Una docena de pantallas táctiles conforman la llamada biblioteca científica, que contiene información sobre la Tierra, la Luna y el Sistema Solar en su conjunto, cuenta a LA NACION Graciela Cacace, responsable del museo. También se instalaron planos hápticos y datos en sistema braille para que las personas no videntes puedan acercarse a ese mundo.

La puesta en valor del Planetario, ubicado en la avenida Sarmiento y Belisario Roldán, en el corazón de los lagos de Palermo, fue asesorada por la Comisión Nacional de Monumentos, Lugares y de Bienes Históricos, ya que el sitio está declarado patrimonio histórico de la ciudad.

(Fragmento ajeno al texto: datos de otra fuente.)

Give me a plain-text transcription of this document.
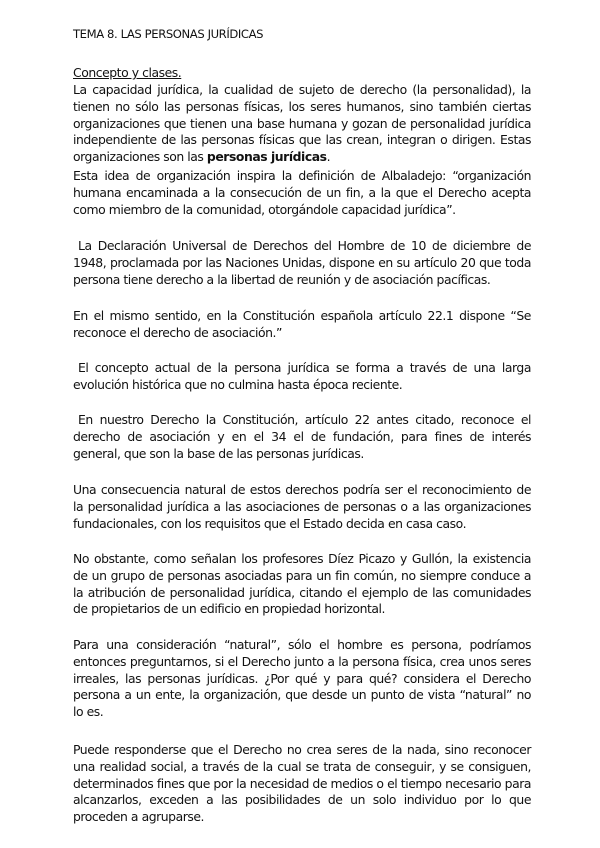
TEMA 8. LAS PERSONAS JURÍDICAS
Concepto y clases.

La capacidad jurídica, la cualidad de sujeto de derecho (la personalidad), la tienen no sólo las personas físicas, los seres humanos, sino también ciertas organizaciones que tienen una base humana y gozan de personalidad jurídica independiente de las personas físicas que las crean, integran o dirigen. Estas organizaciones son las personas jurídicas.

Esta idea de organización inspira la definición de Albaladejo: “organización humana encaminada a la consecución de un fin, a la que el Derecho acepta como miembro de la comunidad, otorgándole capacidad jurídica”.

La Declaración Universal de Derechos del Hombre de 10 de diciembre de 1948, proclamada por las Naciones Unidas, dispone en su artículo 20 que toda persona tiene derecho a la libertad de reunión y de asociación pacíficas.

En el mismo sentido, en la Constitución española artículo 22.1 dispone “Se reconoce el derecho de asociación.”

El concepto actual de la persona jurídica se forma a través de una larga evolución histórica que no culmina hasta época reciente.

En nuestro Derecho la Constitución, artículo 22 antes citado, reconoce el derecho de asociación y en el 34 el de fundación, para fines de interés general, que son la base de las personas jurídicas.

Una consecuencia natural de estos derechos podría ser el reconocimiento de la personalidad jurídica a las asociaciones de personas o a las organizaciones fundacionales, con los requisitos que el Estado decida en casa caso.

No obstante, como señalan los profesores Díez Picazo y Gullón, la existencia de un grupo de personas asociadas para un fin común, no siempre conduce a la atribución de personalidad jurídica, citando el ejemplo de las comunidades de propietarios de un edificio en propiedad horizontal.

Para una consideración “natural”, sólo el hombre es persona, podríamos entonces preguntarnos, si el Derecho junto a la persona física, crea unos seres irreales, las personas jurídicas. ¿Por qué y para qué? considera el Derecho persona a un ente, la organización, que desde un punto de vista “natural” no lo es.

Puede responderse que el Derecho no crea seres de la nada, sino reconocer una realidad social, a través de la cual se trata de conseguir, y se consiguen, determinados fines que por la necesidad de medios o el tiempo necesario para alcanzarlos, exceden a las posibilidades de un solo individuo por lo que proceden a agruparse.
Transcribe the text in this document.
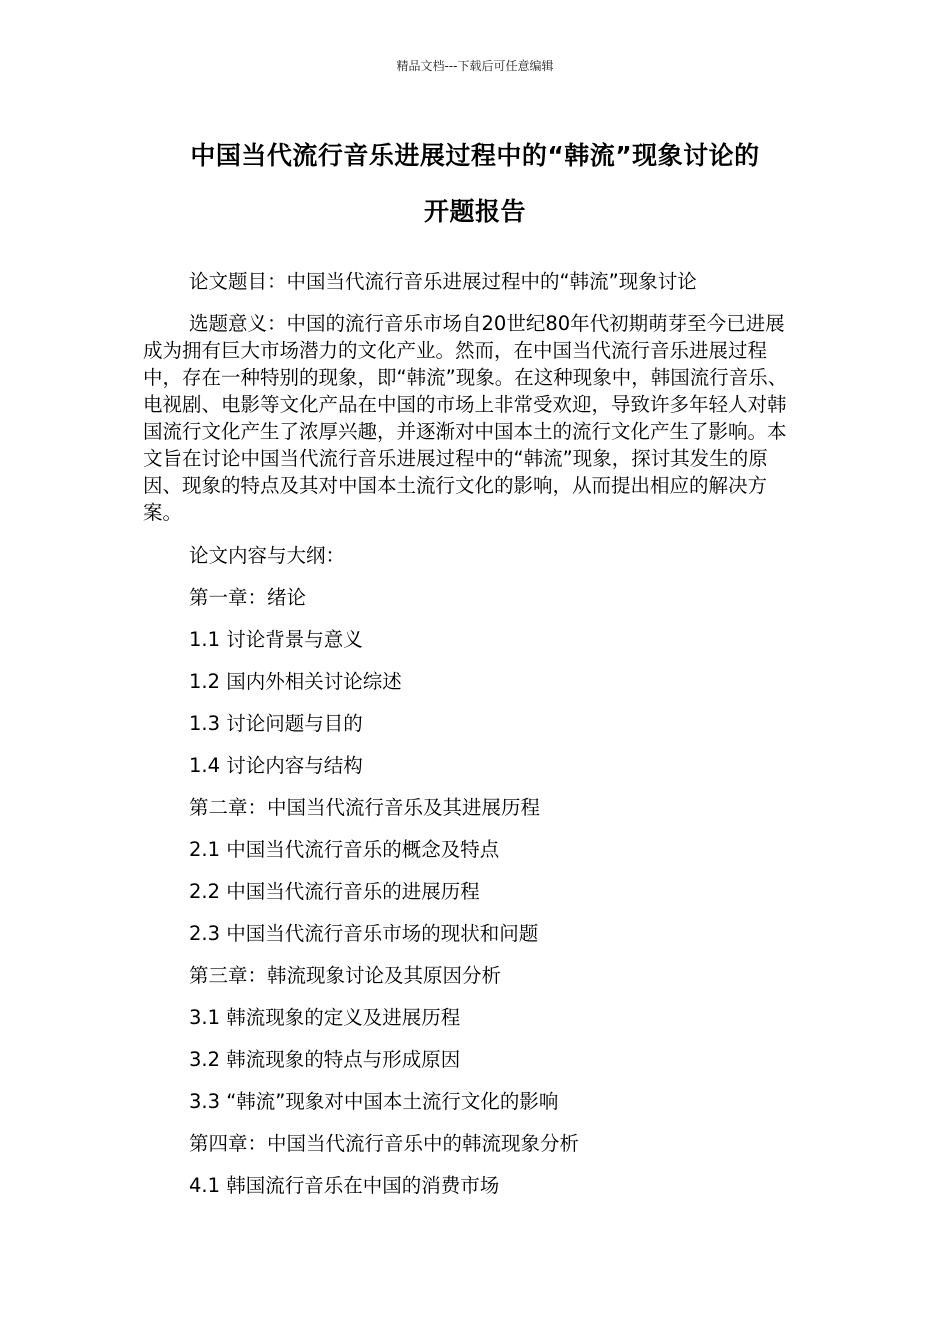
精品文档---下载后可任意编辑
中国当代流行音乐进展过程中的“韩流”现象讨论的
开题报告

论文题目：中国当代流行音乐进展过程中的“韩流”现象讨论

选题意义：中国的流行音乐市场自20世纪80年代初期萌芽至今已进展成为拥有巨大市场潜力的文化产业。然而，在中国当代流行音乐进展过程中，存在一种特别的现象，即“韩流”现象。在这种现象中，韩国流行音乐、电视剧、电影等文化产品在中国的市场上非常受欢迎，导致许多年轻人对韩国流行文化产生了浓厚兴趣，并逐渐对中国本土的流行文化产生了影响。本文旨在讨论中国当代流行音乐进展过程中的“韩流”现象，探讨其发生的原因、现象的特点及其对中国本土流行文化的影响，从而提出相应的解决方案。

论文内容与大纲：

第一章：绪论

1.1 讨论背景与意义

1.2 国内外相关讨论综述

1.3 讨论问题与目的

1.4 讨论内容与结构

第二章：中国当代流行音乐及其进展历程

2.1 中国当代流行音乐的概念及特点

2.2 中国当代流行音乐的进展历程

2.3 中国当代流行音乐市场的现状和问题

第三章：韩流现象讨论及其原因分析

3.1 韩流现象的定义及进展历程

3.2 韩流现象的特点与形成原因

3.3 “韩流”现象对中国本土流行文化的影响

第四章：中国当代流行音乐中的韩流现象分析

4.1 韩国流行音乐在中国的消费市场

En el exterior se trabajó en la cúpula y en las patas de la estructura. Además, en el interior del inmueble se sumó un nuevo tendido eléctrico y se restauró el mobiliario de los diferentes sectores. La modernización tecnológica y el reacondicionamiento requirieron una inversión de $ 95 millones e involucraron a los ministerios de Modernización y de Ambiente y Espacio Público. Para conocer los horarios de las actividades se puede consultar la página del Planetario.